Marine Corps senior leaders have begun to express cautious openness to the idea of making the service's boot camps fully co-ed. But if Congress has its way, the service may be pushed toward full integration sooner than expected.

The final conference version of the 2020 National Defense Authorization Act includes a provision that would require the service to integrate both its East Coast and West Coast entry-level training facilities within the next eight years.

According to the provision, the Corps would be required to end any segregation based on gender at Marine Corps Recruit Depot Parris Island, South Carolina, within five years of the bill's enactment. At Marine Corps Recruit Depot San Diego, which has never trained female recruits, the service would have eight years to reach full integration.

The provision was introduced earlier this year by Rep.
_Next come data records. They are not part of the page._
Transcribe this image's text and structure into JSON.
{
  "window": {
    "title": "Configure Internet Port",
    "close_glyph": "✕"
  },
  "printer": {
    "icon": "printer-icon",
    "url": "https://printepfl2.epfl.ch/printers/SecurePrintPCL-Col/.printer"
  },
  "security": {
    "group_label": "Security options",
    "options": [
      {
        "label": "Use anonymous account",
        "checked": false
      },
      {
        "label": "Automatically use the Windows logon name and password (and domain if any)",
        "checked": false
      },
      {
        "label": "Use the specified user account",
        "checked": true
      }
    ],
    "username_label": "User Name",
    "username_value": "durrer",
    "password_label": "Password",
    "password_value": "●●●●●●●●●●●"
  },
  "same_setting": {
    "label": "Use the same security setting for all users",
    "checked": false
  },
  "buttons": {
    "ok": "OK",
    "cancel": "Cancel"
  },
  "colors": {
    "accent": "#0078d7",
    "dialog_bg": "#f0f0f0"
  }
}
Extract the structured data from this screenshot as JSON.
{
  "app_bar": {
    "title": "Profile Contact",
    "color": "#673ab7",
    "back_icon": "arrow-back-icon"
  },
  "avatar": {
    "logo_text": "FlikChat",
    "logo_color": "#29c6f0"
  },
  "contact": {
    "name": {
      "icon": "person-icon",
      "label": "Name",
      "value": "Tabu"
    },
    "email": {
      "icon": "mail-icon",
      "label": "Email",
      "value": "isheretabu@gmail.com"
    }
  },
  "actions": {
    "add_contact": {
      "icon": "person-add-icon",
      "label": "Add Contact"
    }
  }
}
Jackie Speier, D-California, a vocal proponent of women in the service. It survived the committee conference process and now faces a vote in the House and Senate; passage is expected.

The Marine Corps is the only military service that still separates recruits by gender during parts of the training process. Historically, service leaders have said this practice eliminates distraction and facilitates stronger bonding and mentorship roles in the early phases of boot camp.

But the head of Marine Corps Training and Education Command, Maj. Gen. William Mullen, told Military.com in a November interview that he was open to the idea of ending gender segregation, if the data supported it.

Mullen has called for a Marine Corps-commissioned academic study on a gender-integrated boot camp model to gather findings on the potential impacts of such a change before making a decision.

In March, the Marine Corps graduated its first co-ed company at Parris Island in a limited experiment. Platoons within the company were still divided by gender. Mullen said in the interview that study will continue, with as many as eight co-ed companies graduating from Parris Island over the next year.

"We think we have it right ... but how much of that is our own biases?" Mullen said. "How much of that is a 'we invented it here' kind of thing?"